I’m in the process of trying to optimize the bulk import of our data restore tool, and I’m having trouble understanding what’s happening under certain circumstances. To help me, I’ve added support for all the new metrics available in
status json in the recent versions, and it is showing me something unexpected.
I have a small cluster with 3 hosts (ubuntu 18.04) and 5 processes each, splitted into
log classes in order to maximize memory and disk usage per host. Two NVME ssd per host, one for the log, the other for the storage
Overview of the cluster topology:
note: sorry for the mess, still work in progress I’m not sure which metric is usefull where, so it’s a bit random
When running the import tool, it is maxxing out at 10 to 20 MB/s (~25 GB to import total). I’ve doubled the throughput by changing the import from sequential to ‘random’ order, but I’m still seeing weird hotspots in the storage nodes:
View of log and storage roles:
again, work in progress, need to find the best way to display things in this tab
You can see that in the list of storage roles, almost all the process on host .131 and .132 are at 75-85% CPU, and have 2.x GB data each (at the time of the screenshot), while the host .133 has only ~230 MB of stored_bytes, and is doing nothing (cpu, %disk, network, …).
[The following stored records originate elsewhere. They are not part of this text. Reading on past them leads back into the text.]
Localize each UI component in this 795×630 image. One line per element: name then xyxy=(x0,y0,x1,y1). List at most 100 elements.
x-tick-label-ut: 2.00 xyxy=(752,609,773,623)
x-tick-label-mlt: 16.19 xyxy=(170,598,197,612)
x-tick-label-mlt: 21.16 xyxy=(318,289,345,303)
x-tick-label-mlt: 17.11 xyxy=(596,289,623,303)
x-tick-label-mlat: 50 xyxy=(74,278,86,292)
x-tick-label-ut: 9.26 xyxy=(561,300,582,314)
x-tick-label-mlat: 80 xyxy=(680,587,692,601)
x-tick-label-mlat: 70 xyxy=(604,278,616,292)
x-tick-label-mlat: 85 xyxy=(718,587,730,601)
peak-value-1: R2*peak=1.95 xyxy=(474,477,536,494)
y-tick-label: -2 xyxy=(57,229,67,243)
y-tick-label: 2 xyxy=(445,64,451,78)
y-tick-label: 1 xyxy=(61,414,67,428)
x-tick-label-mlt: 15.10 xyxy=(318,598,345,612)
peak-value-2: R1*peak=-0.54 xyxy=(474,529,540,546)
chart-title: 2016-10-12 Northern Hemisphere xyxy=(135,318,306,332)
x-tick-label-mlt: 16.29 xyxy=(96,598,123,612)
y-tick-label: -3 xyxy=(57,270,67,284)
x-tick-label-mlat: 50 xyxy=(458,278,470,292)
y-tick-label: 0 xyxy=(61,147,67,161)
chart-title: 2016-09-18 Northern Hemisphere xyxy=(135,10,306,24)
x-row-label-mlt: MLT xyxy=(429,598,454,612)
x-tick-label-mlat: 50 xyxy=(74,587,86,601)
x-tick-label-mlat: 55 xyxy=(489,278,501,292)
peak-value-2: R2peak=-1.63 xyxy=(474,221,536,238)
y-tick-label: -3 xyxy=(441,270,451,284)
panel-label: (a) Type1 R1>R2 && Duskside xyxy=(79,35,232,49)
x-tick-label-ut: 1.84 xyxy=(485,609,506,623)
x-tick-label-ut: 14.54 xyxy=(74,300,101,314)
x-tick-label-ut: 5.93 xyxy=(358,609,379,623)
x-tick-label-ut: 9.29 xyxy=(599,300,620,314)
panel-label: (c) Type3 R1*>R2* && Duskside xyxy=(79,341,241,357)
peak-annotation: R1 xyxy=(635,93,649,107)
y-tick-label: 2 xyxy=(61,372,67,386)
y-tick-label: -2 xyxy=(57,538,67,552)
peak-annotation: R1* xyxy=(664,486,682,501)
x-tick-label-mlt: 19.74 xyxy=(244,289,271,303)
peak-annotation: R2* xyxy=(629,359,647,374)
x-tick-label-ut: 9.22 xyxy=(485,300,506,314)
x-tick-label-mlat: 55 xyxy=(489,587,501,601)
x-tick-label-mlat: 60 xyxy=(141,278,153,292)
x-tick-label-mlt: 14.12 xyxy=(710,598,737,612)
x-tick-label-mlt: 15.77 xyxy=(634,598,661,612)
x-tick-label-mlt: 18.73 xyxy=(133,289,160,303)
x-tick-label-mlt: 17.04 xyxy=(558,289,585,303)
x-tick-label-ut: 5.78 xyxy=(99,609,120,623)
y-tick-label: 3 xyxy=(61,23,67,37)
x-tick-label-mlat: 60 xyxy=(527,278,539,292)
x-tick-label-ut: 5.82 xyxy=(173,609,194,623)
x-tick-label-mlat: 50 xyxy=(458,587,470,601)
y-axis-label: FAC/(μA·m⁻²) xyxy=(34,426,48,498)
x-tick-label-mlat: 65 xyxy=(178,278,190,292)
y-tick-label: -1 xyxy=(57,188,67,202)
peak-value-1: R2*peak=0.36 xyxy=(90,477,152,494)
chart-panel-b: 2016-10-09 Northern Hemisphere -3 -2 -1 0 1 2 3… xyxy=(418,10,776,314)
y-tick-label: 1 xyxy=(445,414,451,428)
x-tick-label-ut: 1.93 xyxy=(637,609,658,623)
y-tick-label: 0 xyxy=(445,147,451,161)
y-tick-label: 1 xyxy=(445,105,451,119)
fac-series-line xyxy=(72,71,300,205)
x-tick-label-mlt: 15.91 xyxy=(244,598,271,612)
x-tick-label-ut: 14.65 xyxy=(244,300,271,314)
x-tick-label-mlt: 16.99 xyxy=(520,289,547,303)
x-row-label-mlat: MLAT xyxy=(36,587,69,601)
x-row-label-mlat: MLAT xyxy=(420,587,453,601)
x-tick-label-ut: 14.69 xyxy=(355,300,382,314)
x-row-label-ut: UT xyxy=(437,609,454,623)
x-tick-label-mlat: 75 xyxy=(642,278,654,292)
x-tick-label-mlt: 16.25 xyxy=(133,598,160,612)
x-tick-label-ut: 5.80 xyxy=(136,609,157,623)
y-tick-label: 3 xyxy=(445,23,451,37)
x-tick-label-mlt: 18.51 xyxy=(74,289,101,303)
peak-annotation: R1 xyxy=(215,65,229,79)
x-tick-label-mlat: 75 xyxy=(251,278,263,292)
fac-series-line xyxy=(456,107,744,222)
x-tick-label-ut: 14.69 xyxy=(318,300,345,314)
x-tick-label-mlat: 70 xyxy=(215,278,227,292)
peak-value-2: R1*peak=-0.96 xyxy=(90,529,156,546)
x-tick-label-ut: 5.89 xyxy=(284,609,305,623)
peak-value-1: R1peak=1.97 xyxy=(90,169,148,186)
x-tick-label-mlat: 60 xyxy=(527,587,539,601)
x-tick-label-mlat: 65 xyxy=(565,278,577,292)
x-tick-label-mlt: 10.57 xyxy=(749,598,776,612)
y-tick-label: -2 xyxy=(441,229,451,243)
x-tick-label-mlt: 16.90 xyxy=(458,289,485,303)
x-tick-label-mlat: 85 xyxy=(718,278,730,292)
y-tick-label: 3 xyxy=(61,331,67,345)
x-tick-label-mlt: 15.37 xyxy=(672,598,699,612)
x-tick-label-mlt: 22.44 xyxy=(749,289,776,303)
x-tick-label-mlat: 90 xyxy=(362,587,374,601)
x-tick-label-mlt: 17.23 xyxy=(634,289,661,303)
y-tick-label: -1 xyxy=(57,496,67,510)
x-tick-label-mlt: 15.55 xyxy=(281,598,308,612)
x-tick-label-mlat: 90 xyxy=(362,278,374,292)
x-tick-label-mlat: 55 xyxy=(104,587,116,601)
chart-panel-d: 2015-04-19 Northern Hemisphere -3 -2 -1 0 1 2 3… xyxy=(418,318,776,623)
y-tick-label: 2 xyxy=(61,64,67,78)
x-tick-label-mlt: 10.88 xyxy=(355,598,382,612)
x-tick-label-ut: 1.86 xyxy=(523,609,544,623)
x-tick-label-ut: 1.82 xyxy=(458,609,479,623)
Is this expected? I’ve run the import multiple times, and I always see the same pattern: all the data a concentrated on the first twho hosts, and the third host does not see much action.
Edit: at a later stage in the import process, the load is about 33% read 66% write and I’m still seeing the same imbalance (though it is expected if all the data is on host 1 and 2)
Edit 2 and this is the same cluster after being idle for ~20 hours
There is slightly more data on the 3rd host now, but still imabalanced. It is only storing 15% of the data instead of expected 33%.